Your $y$ is given too, so you have to take its derivative:

$$\frac{\text{d}y}{\text{d}x} = x^5 - \frac{1}{4x^5}$$

Hence

$$\left(\frac{\text{d}y}{\text{d}x}\right)^2 = x^{10} + \frac{1}{16x^{10}} - \frac{1}{2}$$

So you have to evaluate this:

$$\int_4^25 \sqrt{x^{10} + \frac{1}{16x^{10}} - \frac{1}{2} + 1}\ \text{d}x = \int_4^25 \sqrt{x^{10} + \frac{1}{16x^{10}} + \frac{1}{2}}\ \text{d}x$$

Evaluation

This is actually easy, because what you have under the square root is nothing but a perfect square like the previous one, but with a + sign instead of a minus sign:

$$x^{10} + \frac{1}{16x^{10}} + \frac{1}{2} \equiv \left(x^5 + \frac{1}{4x^5}\right)^2$$

Hence the square and the square root are simplified, obtaining:

$$\int_4^{25} \left(x^5 + \frac{1}{4x^5}\right)\ \text{d}x$$

Which is trivial and you shall do it by yourself.

Complete Solution

In case you are completely lost, here it is.
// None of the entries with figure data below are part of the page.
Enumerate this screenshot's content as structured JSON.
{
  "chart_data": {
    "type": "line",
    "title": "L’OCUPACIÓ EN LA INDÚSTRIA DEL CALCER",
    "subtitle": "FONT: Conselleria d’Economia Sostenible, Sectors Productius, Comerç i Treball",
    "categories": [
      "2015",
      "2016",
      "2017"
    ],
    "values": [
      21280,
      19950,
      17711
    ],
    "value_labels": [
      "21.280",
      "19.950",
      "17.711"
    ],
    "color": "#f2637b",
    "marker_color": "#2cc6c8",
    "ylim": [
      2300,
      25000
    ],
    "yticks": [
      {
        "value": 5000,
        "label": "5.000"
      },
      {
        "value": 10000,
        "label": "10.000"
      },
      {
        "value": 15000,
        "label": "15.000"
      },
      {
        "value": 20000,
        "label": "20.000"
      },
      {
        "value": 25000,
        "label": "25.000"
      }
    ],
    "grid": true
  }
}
You can split the integral in two parts, and the first integral is

$$\int_4^{25} x^5\ \text{d}x = \frac{x^6}{6}\bigg|_4^{25} = \frac{25^6}{6} - \frac{4^6}{6} = \frac{81378843}{2}$$

The second one:

$$\int_4^{25} \frac{1}{4x^5}\ \text{d}x = \frac{1}{4}\int_4^{25} \frac{1}{x^5}\ \text{d}x = -\frac{1}{16x^4}\bigg|_4^{25} = \frac{390369}{400000000}$$

So finally:

$$\frac{81378843}{2} + \frac{390369}{400000000} = \frac{16275768600390369}{400000000} \approx 4.06\cdot 10^7$$

Answer 2

Hint: From the comments, it sounds as though you're being asked to find the arc length of this curve between the given values. This is $$\int_4^{25}\sqrt{\left(\frac{dy}{dx}\right)^2+1}\,dx = \int_4^{25}\sqrt{\left(-\frac{1}{4x^5} + x^5\right)^2+1}\,dx.$$ Now expand, and complete the square as the hint says.